Saturday, April 27, 2013
THE RECORD OF A TENEMENT GENTLEMAN (Yasujiro Ozu, 1947)
Pillow shots depicting laundry hanging out to dry in the sun, blowing in the breeze, are easily among Ozu’s favorite transitional shots. They neither enhance nor provide an establishing shot for the scenes that they precede but they comprise moments of silence that allow meditation and reflection on the whole of a film --as the silences are as organically important as those that encompass human action. They feature no human presence, the better to induce tension with our anticipation of the progress of narrative. For this film, however, Ozu seems to delight in inserting a visual pun, as the long shot of a clothesline gives way to a close-up revealing a mattress out on the line with urine stains. (It’s that Ozu earthiness – the humanizing kind and not the vulgar variety -- that sometimes one overlooks but can definitely be found in many of Ozu's films, as in the abundant references to breaking wind in Ohayo or the many times we see Chishu Ryu, one of Ozu’s mainstays, paring down his toenails.)
But this is not about toilet humor. This is about human warmth. The metaphor embodied by the urine stains best sums up the emotional residue of this film: the stains are the marks of indelibility that could only emanate from a child, someone who will leave a lasting mark not just on
a plain mattress but on those who will have the distinct chance to know him. Seemingly abandoned by his father and wandering the streets, this child is brought home by the titular but nominal hero to his lodgings. But he is a painter who has little time to spare, so that it is the stern and humorless old lady next door who is asked to put up the child for the night – perhaps until a suitable home can be found or until the child’s father can be located.
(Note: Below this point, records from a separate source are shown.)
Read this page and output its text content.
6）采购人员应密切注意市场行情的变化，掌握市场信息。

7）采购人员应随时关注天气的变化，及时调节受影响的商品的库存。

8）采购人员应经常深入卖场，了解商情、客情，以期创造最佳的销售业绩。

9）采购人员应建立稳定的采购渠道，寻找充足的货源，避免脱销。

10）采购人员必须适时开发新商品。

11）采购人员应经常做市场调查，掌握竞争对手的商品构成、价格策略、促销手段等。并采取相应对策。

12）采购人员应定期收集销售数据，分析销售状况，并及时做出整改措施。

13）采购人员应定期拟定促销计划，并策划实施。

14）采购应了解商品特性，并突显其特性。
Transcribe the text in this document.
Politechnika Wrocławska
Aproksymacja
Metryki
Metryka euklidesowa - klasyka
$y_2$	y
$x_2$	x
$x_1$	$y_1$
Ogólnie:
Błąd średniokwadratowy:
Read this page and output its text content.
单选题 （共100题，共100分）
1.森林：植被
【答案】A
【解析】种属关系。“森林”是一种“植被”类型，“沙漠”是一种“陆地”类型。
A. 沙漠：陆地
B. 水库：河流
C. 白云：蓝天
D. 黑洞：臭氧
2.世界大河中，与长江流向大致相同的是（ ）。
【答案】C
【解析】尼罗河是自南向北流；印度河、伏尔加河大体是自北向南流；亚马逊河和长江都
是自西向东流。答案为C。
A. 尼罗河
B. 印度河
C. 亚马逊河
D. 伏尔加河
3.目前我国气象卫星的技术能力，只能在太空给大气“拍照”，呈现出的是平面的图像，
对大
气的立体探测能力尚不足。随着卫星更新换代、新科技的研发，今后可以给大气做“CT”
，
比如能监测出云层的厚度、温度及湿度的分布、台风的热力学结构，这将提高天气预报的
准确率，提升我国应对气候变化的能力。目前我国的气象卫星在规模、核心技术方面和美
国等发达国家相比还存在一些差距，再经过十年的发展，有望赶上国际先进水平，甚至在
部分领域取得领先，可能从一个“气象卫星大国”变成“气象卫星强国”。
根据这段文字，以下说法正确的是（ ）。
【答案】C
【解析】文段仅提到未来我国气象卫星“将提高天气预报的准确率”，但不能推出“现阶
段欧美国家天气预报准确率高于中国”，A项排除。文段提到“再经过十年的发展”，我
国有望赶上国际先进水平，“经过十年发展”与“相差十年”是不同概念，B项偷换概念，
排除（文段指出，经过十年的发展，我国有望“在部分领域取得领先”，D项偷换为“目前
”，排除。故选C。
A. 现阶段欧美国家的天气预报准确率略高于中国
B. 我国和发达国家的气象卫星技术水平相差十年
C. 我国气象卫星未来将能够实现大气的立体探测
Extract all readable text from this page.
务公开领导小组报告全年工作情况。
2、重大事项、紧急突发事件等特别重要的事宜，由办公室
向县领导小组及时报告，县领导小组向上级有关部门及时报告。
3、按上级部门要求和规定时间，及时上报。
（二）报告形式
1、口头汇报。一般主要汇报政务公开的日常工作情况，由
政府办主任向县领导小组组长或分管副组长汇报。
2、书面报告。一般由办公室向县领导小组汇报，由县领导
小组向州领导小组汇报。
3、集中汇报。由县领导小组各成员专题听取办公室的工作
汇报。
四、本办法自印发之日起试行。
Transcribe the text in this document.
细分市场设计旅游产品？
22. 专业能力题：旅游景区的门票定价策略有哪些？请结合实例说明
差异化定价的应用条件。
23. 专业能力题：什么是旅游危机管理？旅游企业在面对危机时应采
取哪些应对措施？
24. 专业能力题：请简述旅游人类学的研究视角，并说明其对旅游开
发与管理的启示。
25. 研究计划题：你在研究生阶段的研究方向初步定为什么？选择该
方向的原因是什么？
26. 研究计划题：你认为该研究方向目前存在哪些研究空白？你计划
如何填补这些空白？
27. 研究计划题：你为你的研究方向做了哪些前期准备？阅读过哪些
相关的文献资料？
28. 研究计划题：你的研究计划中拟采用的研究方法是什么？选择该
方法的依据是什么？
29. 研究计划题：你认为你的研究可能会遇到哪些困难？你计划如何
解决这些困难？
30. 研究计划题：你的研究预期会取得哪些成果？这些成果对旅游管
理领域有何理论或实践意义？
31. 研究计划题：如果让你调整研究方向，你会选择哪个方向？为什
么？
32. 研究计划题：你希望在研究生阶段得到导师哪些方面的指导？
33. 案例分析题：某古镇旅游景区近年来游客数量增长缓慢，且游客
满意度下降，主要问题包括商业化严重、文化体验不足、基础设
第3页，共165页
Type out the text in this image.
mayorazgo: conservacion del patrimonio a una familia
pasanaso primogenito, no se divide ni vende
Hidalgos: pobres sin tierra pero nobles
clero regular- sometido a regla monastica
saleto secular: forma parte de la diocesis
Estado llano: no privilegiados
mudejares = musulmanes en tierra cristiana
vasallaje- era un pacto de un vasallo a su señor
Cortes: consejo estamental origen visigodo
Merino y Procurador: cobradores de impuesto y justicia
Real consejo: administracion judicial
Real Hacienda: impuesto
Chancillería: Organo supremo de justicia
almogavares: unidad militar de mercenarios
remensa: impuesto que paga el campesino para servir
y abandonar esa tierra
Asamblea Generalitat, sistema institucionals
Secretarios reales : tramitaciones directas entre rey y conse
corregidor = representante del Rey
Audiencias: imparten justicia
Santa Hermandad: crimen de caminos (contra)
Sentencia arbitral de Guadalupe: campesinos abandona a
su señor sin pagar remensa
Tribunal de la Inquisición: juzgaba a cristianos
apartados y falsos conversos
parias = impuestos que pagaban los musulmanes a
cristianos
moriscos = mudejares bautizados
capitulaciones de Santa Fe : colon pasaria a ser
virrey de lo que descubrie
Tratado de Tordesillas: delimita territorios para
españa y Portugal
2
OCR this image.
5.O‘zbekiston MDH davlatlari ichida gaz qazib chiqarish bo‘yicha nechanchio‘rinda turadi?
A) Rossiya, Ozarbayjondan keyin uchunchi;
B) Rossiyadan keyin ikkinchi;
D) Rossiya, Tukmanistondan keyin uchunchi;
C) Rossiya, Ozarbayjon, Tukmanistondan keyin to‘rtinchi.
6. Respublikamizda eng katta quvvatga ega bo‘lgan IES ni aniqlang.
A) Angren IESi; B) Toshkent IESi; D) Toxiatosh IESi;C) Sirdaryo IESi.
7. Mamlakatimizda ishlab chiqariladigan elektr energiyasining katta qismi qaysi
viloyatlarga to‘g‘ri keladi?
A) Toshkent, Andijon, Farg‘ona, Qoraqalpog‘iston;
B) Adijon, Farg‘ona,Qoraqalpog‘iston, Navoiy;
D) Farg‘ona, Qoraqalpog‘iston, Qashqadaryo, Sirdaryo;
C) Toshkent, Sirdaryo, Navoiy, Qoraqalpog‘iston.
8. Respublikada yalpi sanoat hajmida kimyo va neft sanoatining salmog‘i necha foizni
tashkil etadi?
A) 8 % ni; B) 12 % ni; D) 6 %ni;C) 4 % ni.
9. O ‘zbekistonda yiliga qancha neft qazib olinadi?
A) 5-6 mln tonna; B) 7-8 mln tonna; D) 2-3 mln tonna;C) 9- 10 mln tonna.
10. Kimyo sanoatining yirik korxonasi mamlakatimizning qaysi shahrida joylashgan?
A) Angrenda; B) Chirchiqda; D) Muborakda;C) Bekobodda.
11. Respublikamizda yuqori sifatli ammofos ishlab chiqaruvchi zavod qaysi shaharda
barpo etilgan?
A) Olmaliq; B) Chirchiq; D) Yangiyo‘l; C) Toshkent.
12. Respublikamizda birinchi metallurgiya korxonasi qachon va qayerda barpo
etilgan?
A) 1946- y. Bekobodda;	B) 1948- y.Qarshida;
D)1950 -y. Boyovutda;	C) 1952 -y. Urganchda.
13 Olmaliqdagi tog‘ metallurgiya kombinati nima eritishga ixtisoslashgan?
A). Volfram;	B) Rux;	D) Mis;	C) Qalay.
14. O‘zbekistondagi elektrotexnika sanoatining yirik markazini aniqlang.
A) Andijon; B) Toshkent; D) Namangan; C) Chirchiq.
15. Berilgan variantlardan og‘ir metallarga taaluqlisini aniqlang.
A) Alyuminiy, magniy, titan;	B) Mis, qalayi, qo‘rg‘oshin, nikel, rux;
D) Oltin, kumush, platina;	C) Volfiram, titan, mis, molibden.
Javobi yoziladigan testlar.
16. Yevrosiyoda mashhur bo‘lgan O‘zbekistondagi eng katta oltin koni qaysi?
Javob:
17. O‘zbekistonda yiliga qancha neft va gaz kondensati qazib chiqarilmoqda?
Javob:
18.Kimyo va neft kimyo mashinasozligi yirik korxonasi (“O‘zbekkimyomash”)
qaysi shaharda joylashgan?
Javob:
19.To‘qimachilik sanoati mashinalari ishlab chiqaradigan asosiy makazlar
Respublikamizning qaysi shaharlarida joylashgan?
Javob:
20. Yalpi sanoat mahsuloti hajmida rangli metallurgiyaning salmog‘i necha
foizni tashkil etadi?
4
The neighbors are no different from the old lady. They would just as soon dispense with the child as any unconnected stranger. They can only agree to draw lots in order to decide who will take the responsibility to locate the child’s missing father. The lots are rigged, of course, and the old lady is again left to assume responsibility. This prolonged moments together with the child start to grow on the old lady. While she warns the child that she would expel him if he keeps peeing on the mattress in his sleep, nothing could prepare her for his self-imposed banishment. At some irrevocable point of the film, she asks the child to call her his mother.
The characters, specifically the dyad of mother and son, are heart-warmers. The transformation lies with the old lady who starts with cynicism and and gradually becomes sensitized and ultimately humanized for knowing a child who awakens all the maternal instincts within her. Although he weeps as much as the next child, this story’s young character seems to be as near tabula rasa as can be – still untainted and practically angelic. (Perhaps even biblical: His father we come to learn is, wink, wink, a carpenter). The sometimes-unneighborly neighbors we get to meet may embody streaks of cunning, but they are all likable.
Record of a Tenement Gentleman comes just after the Second World War and midstream in the directorial career of Ozu, and it seems to reflect that transition. For those who prefer Ozu’s pre-war films, there is something here to recommend. “Warm and human” are certainly applicable adjectives to its scenario and cast of characters. For those who enjoy the home dramas in Ozu’s final cycle of films, this film also qualifies with flying colors – vis-à-vis, say, the “nonsense/light comedies” where the director got his start.